Debate on Deflation in Japan #7
Comment on Katz' Rejoinder
Craig Freedman (Macquarie University, Australia)
Richard Katz emphasises that to deal with Japan's economic problems you need to develop a well thought out package and avoid implementing it piecemeal. I would certainly support such an approach. The real argument isn't then about how much harm current levels of deflation cause. We simply don't know. The question is whether deflation can be resolved as a separate issue. I doubt that it can be. Richard Katz seems positive that it cannot be. We both don't see attacking deflation alone as a sufficient first step.
- My focus on asset deflation lay with the housing sector. I would agree with Richard Katz that broad attempts at Price Keeping Operations are not appropriate. But the housing sector with all its associated consumer durables has been moribund for a decade. There are ways to encourage the housing market. Tax and zoning regulations have had perverse effects on that market. Reforms would be helpful. Certainly, targeted tax relief for home-owners is possible as well. These could all ultimately boost consumer demand.

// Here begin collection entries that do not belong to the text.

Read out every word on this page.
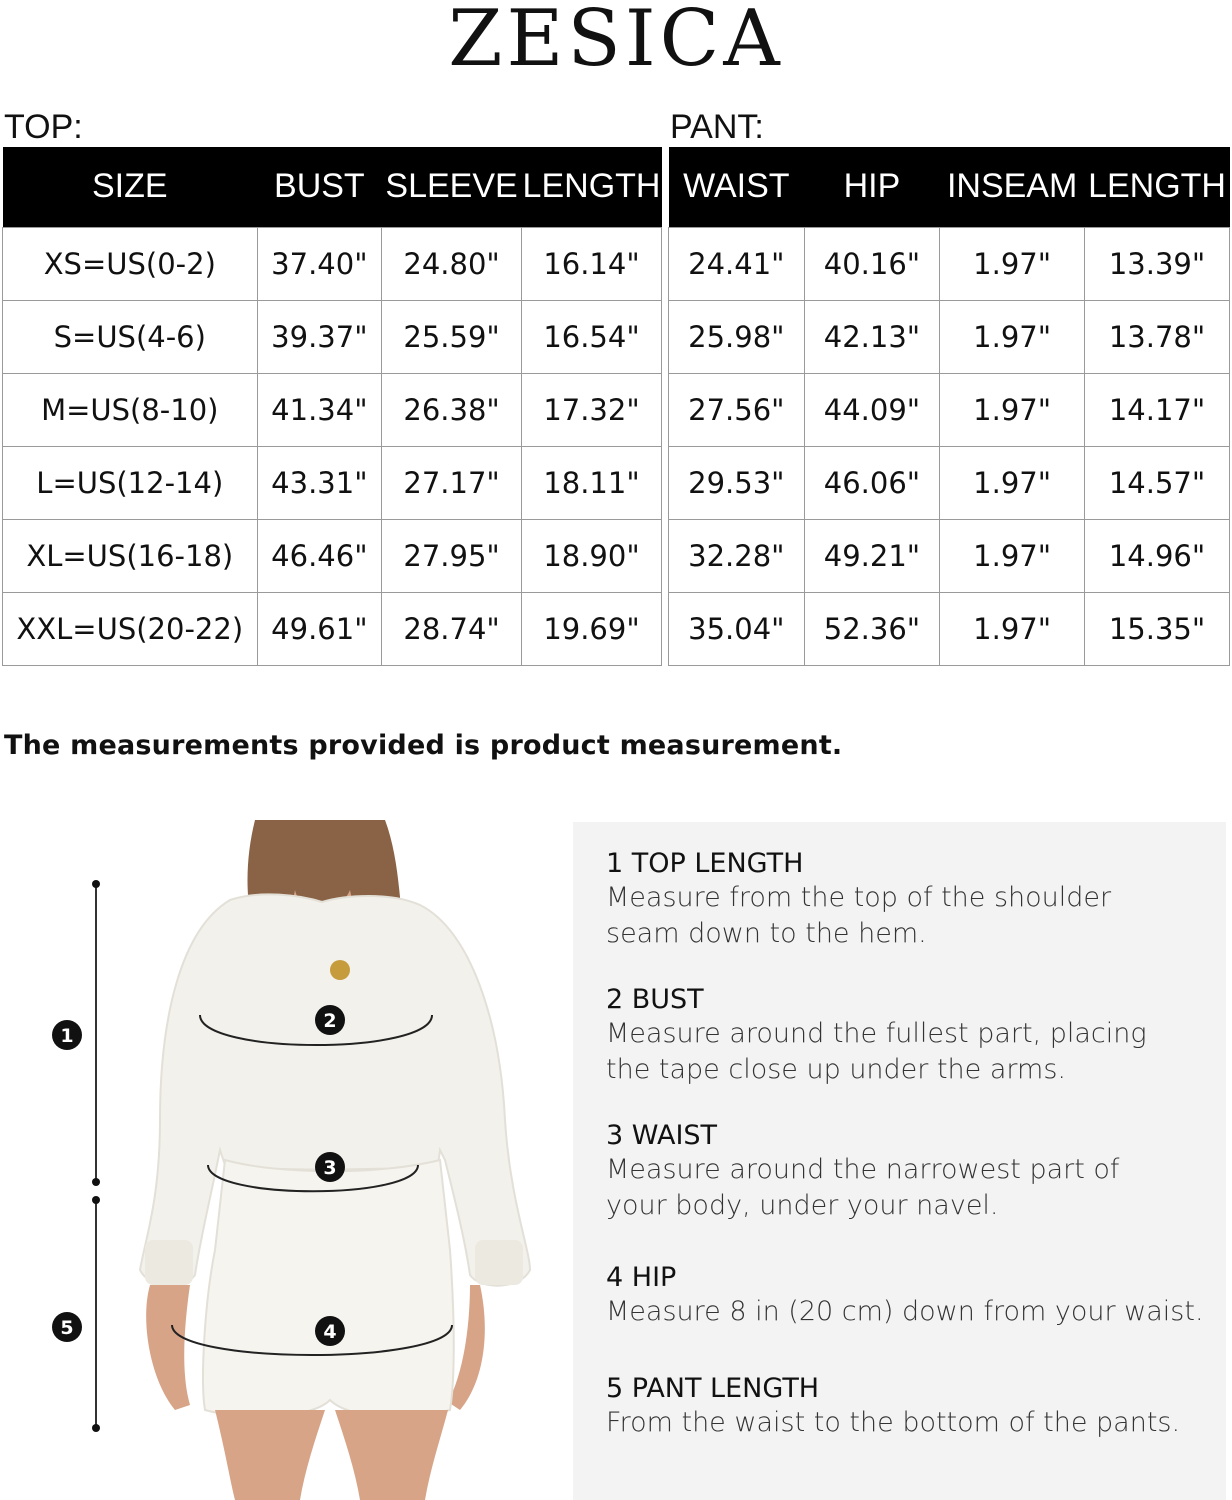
ZESICA
TOP:	PANT:
SIZE	BUST	SLEEVE	LENGTH
XS=US(0-2)	37.40"	24.80"	16.14"
S=US(4-6)	39.37"	25.59"	16.54"
M=US(8-10)	41.34"	26.38"	17.32"
L=US(12-14)	43.31"	27.17"	18.11"
XL=US(16-18)	46.46"	27.95"	18.90"
XXL=US(20-22)	49.61"	28.74"	19.69"
WAIST	HIP	INSEAM	LENGTH
24.41"	40.16"	1.97"	13.39"
25.98"	42.13"	1.97"	13.78"
27.56"	44.09"	1.97"	14.17"
29.53"	46.06"	1.97"	14.57"
32.28"	49.21"	1.97"	14.96"
35.04"	52.36"	1.97"	15.35"
The measurements provided is product measurement.
1
2
3
4
5
1 TOP LENGTH
Measure from the top of the shoulder
seam down to the hem.
2 BUST
Measure around the fullest part, placing
the tape close up under the arms.
3 WAIST
Measure around the narrowest part of
your body, under your navel.
4 HIP
Measure 8 in (20 cm) down from your waist.
5 PANT LENGTH
From the waist to the bottom of the pants.
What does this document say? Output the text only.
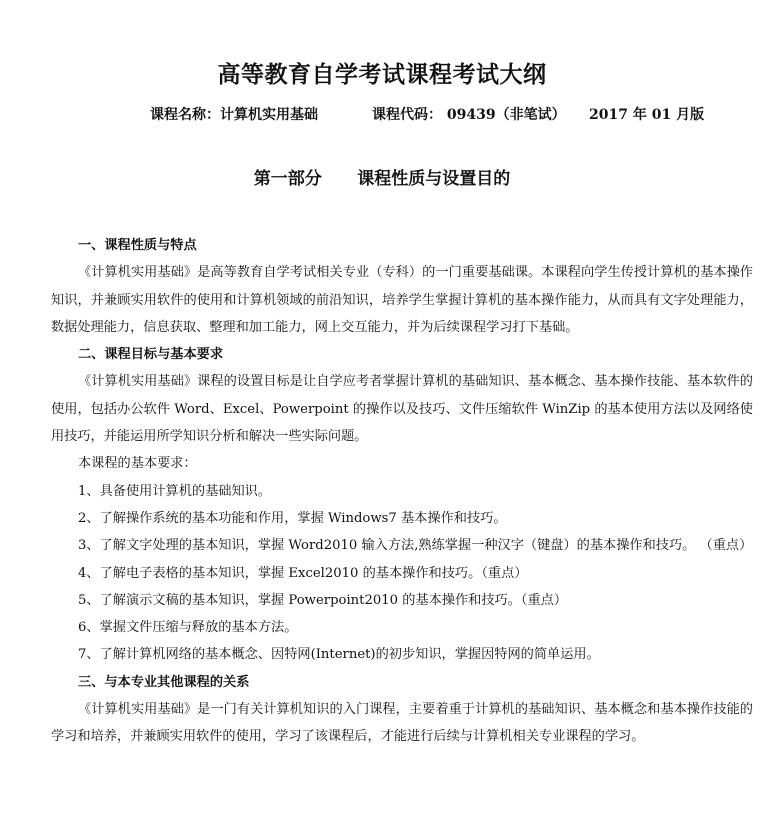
高等教育自学考试课程考试大纲
课程名称：计算机实用基础	课程代码： 09439（非笔试） 2017 年 01 月版
第一部分      课程性质与设置目的

一、课程性质与特点

《计算机实用基础》是高等教育自学考试相关专业（专科）的一门重要基础课。本课程向学生传授计算机的基本操作知识，并兼顾实用软件的使用和计算机领域的前沿知识，培养学生掌握计算机的基本操作能力，从而具有文字处理能力，数据处理能力，信息获取、整理和加工能力，网上交互能力，并为后续课程学习打下基础。

二、课程目标与基本要求

《计算机实用基础》课程的设置目标是让自学应考者掌握计算机的基础知识、基本概念、基本操作技能、基本软件的使用，包括办公软件 Word、Excel、Powerpoint 的操作以及技巧、文件压缩软件 WinZip 的基本使用方法以及网络使用技巧，并能运用所学知识分析和解决一些实际问题。

本课程的基本要求：

1、具备使用计算机的基础知识。

2、了解操作系统的基本功能和作用，掌握 Windows7 基本操作和技巧。

3、了解文字处理的基本知识，掌握 Word2010 输入方法,熟练掌握一种汉字（键盘）的基本操作和技巧。 （重点）

4、了解电子表格的基本知识，掌握 Excel2010 的基本操作和技巧。（重点）

5、了解演示文稿的基本知识，掌握 Powerpoint2010 的基本操作和技巧。（重点）

6、掌握文件压缩与释放的基本方法。

7、了解计算机网络的基本概念、因特网(Internet)的初步知识，掌握因特网的简单运用。

三、与本专业其他课程的关系

《计算机实用基础》是一门有关计算机知识的入门课程，主要着重于计算机的基础知识、基本概念和基本操作技能的学习和培养，并兼顾实用软件的使用，学习了该课程后，才能进行后续与计算机相关专业课程的学习。
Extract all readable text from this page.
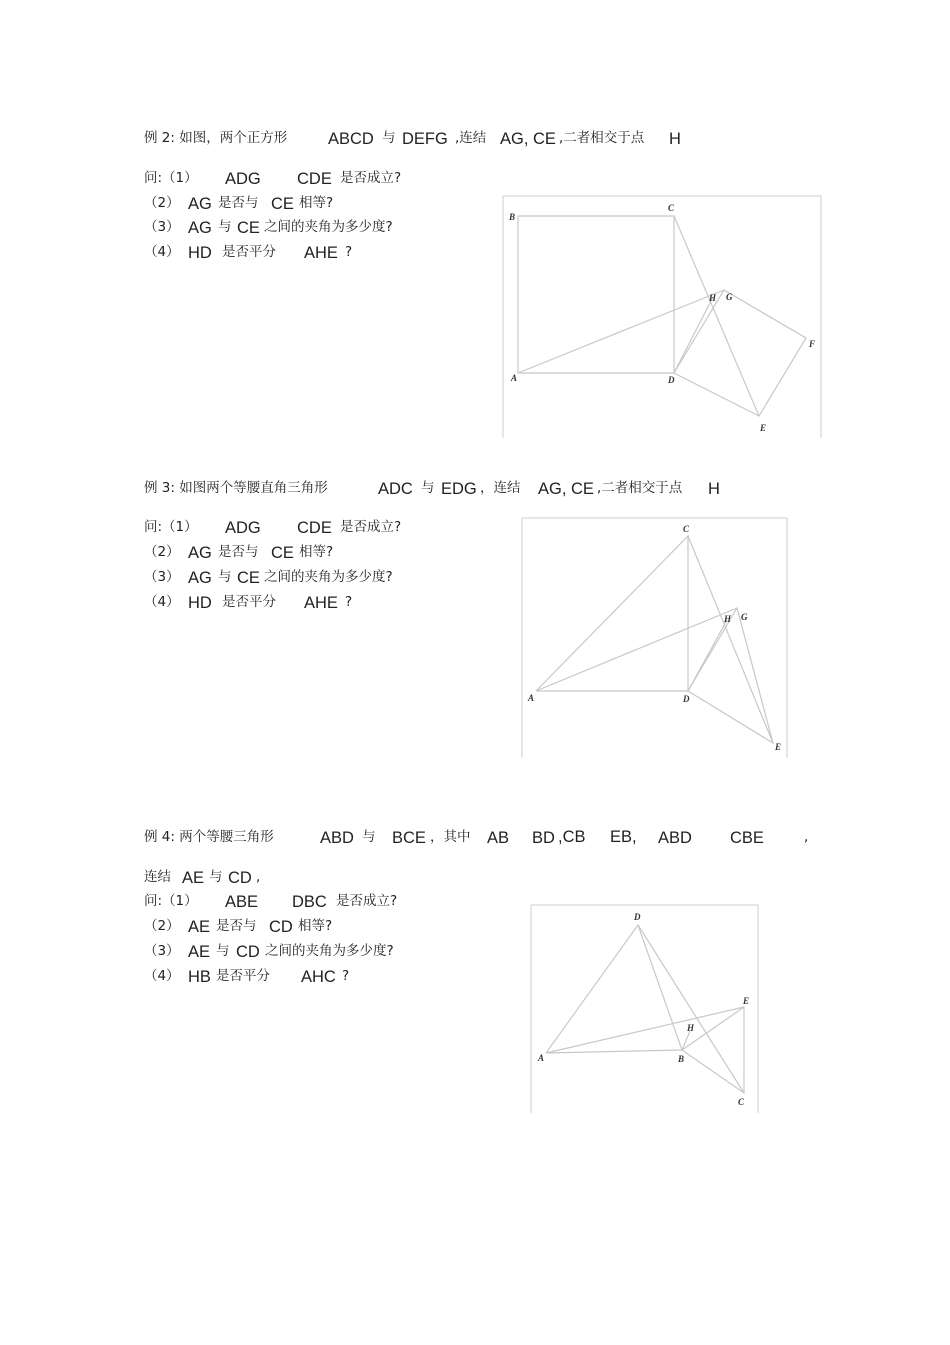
例 2: 如图，两个正方形 ABCD 与 DEFG ,连结 AG, CE ,二者相交于点 H
问:（1） ADG CDE 是否成立?
（2） AG 是否与 CE 相等?
（3） AG 与 CE 之间的夹角为多少度?
（4） HD 是否平分 AHE ?
B
C
H G
F
A	D
E
例 3: 如图两个等腰直角三角形	ADC 与 EDG ，连结 AG, CE ,二者相交于点 H
问:（1） ADG CDE 是否成立?
（2） AG 是否与 CE 相等?
（3） AG 与 CE 之间的夹角为多少度?
（4） HD 是否平分 AHE ?
C
H G
A	D
E
例 4: 两个等腰三角形	ABD 与 BCE ，其中 AB BD ,CB EB, ABD CBE	,
连结 AE 与 CD ,
问:（1） ABE DBC 是否成立?
（2） AE 是否与 CD 相等?
（3） AE 与 CD 之间的夹角为多少度?
（4） HB 是否平分 AHC ?
D
E
H
A	B
C
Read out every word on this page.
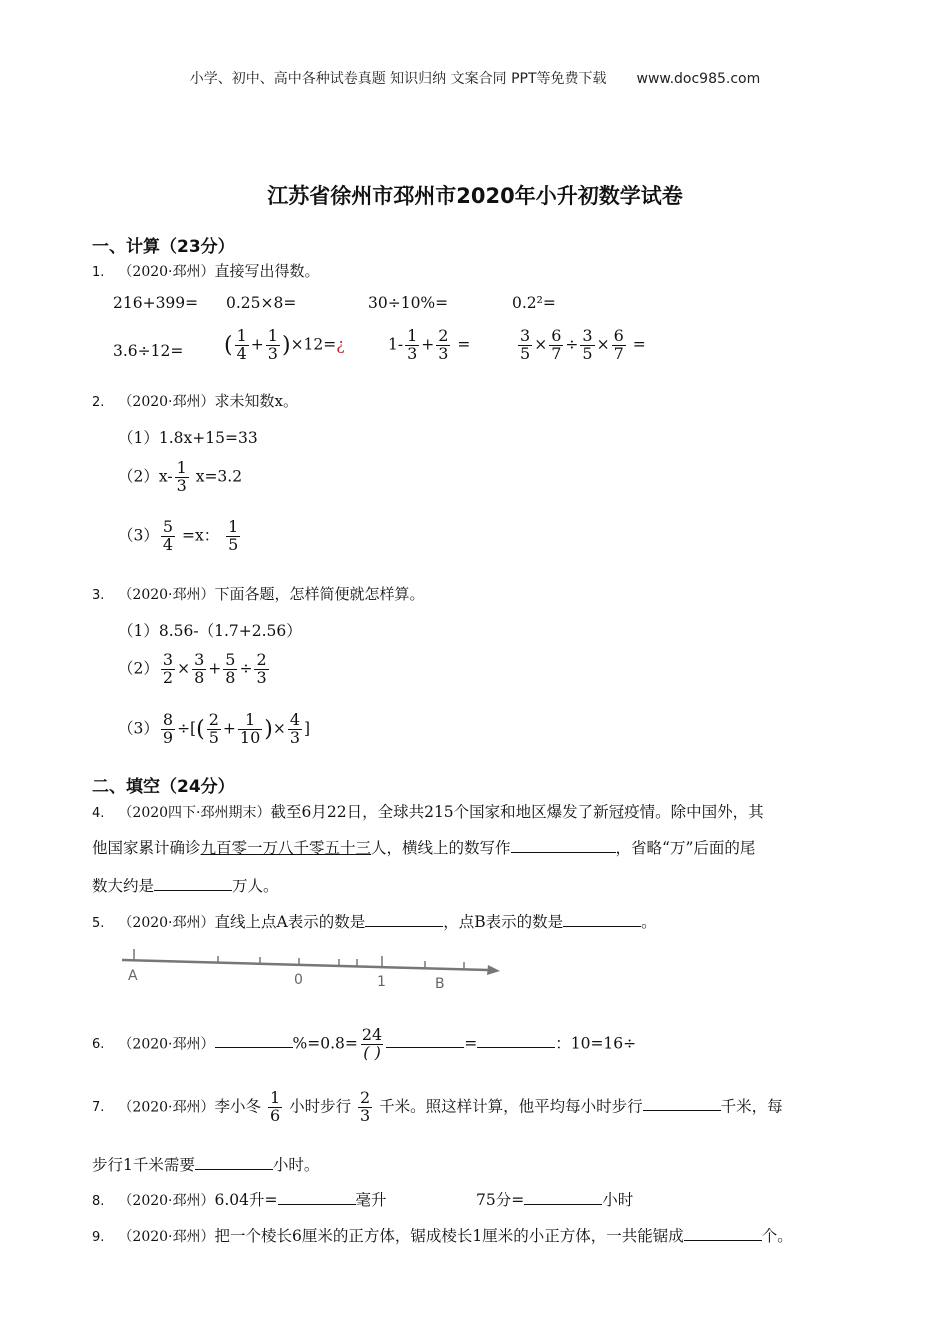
小学、初中、高中各种试卷真题 知识归纳 文案合同 PPT等免费下载 www.doc985.com
江苏省徐州市邳州市2020年小升初数学试卷
一、计算（23分）
1. （2020·邳州）直接写出得数。
216+399= 0.25×8=	30÷10%=	0.2²=
3.6÷12= ( $\frac{1}{4} + \frac{1}{3}$ )×12=¿	$1- \frac{1}{3} + \frac{2}{3}$ =	$\frac{3}{5} \times \frac{6}{7} \div \frac{3}{5} \times \frac{6}{7}$ =
2. （2020·邳州）求未知数x。
（1）1.8x+15=33
$(2)x- \frac{1}{3} x=3.2$
$(3) \frac{5}{4} =x$： $\frac{1}{5}$
3. （2020·邳州）下面各题，怎样简便就怎样算。
（1）8.56-（1.7+2.56）
$(2) \frac{3}{2} \times \frac{3}{8} + \frac{5}{8} \div \frac{2}{3}$
$(3) \frac{8}{9}$ ÷[( $\frac{2}{5} + \frac{1}{10}$ )× $\frac{4}{3}$ ]
二、填空（24分）
4. （2020四下·邳州期末）截至6月22日，全球共215个国家和地区爆发了新冠疫情。除中国外，其
他国家累计确诊九百零一万八千零五十三人，横线上的数写作	，省略“万”后面的尾
数大约是	万人。
5. （2020·邳州）直线上点A表示的数是	，点B表示的数是	。
A	0	1	B
6. （2020·邳州）	$\%=0.8= \frac{24}{( )}$	=	：10=16÷
7. （2020·邳州）李小冬 $\frac{1}{6}$ 小时步行 $\frac{2}{3}$ 千米。照这样计算，他平均每小时步行	千米，每
步行1千米需要	小时。
8. （2020·邳州）6.04升=	毫升	75分=	小时
9. （2020·邳州）把一个棱长6厘米的正方体，锯成棱长1厘米的小正方体，一共能锯成	个。
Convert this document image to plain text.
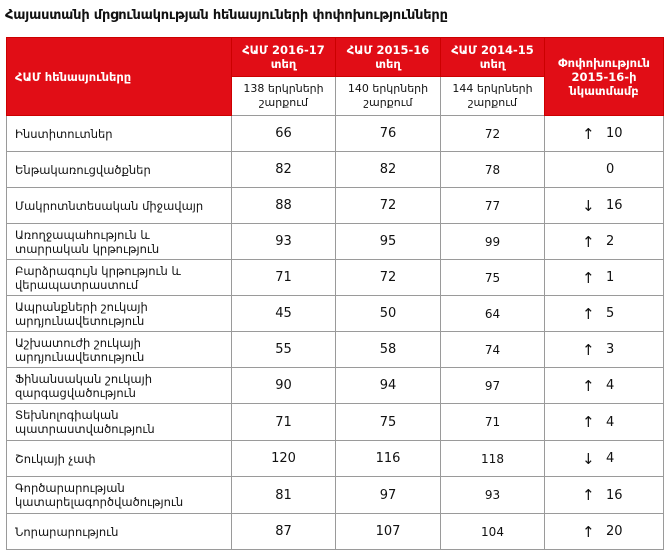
Հայաստանի մրցունակության հենասյուների փոփոխությունները
ՀԱՄ հենասյուները	ՀԱՄ 2016-17 տեղ	ՀԱՄ 2015-16 տեղ	ՀԱՄ 2014-15 տեղ	Փոփոխություն 2015-16-ի նկատմամբ
	138 երկրների շարքում	140 երկրների շարքում	144 երկրների շարքում	
Ինստիտուտներ	66	76	72	↑ 10

Ենթակառուցվածքներ	82	82	78	0

Մակրոտնտեսական միջավայր	88	72	77	↓ 16

Առողջապահություն և տարրական կրթություն	93	95	99	↑ 2

Բարձրագույն կրթություն և վերապատրաստում	71	72	75	↑ 1

Ապրանքների շուկայի արդյունավետություն	45	50	64	↑ 5

Աշխատուժի շուկայի արդյունավետություն	55	58	74	↑ 3

Ֆինանսական շուկայի զարգացվածություն	90	94	97	↑ 4

Տեխնոլոգիական պատրաստվածություն	71	75	71	↑ 4

Շուկայի չափ	120	116	118	↓ 4

Գործարարության կատարելագործվածություն	81	97	93	↑ 16

Նորարարություն	87	107	104	↑ 20
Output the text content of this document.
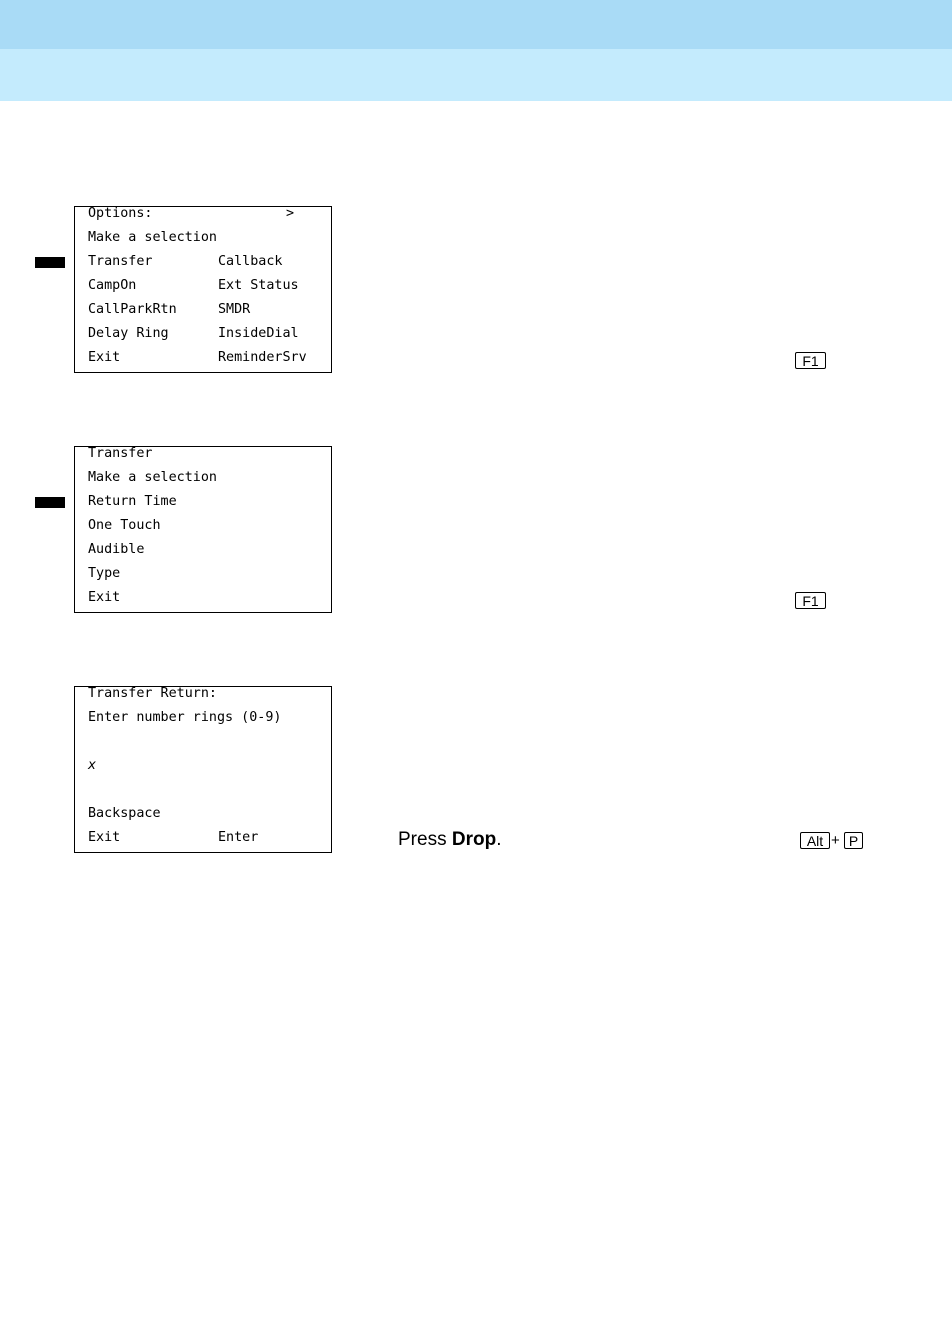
Options:	>
Make a selection
Transfer	Callback
CampOn	Ext Status
CallParkRtn	SMDR
Delay Ring	InsideDial
Exit	ReminderSrv	F1
Transfer
Make a selection
Return Time
One Touch
Audible
Type
Exit	F1
Transfer Return:
Enter number rings (0-9)
x
Backspace
Exit	Enter	Press Drop.	Alt + P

- The lag problem with deflation is not only the problem that some costs are fixed and others may be sticky. I was referring to the fact that production itself takes time. Costs are committed in period one, but revenue from sales comes only in period two. Prices received are not those of period one, but period two. Margins are reduced by any subsequent deflation even if cost structures are flexible.
- Much has been made of Japan's current excess capacity, but those figures can be misleading. How much of it is actually obsolete? Meaning, how much existing capacity should be replaced by more technologically advanced capacity and would be replaced, given a more buoyant investment climate? Moreover, excess capacity in some sectors does not necessarily mean that there are not potential opportunities in others. I am always leery of aggregate figures such as economy wide capacity use.
Japan currently has a political structure which is associated with a set of incentives that are not compatible with its current economic environment. Until Japan faces up to its underlying political problem, the economic problem will remain.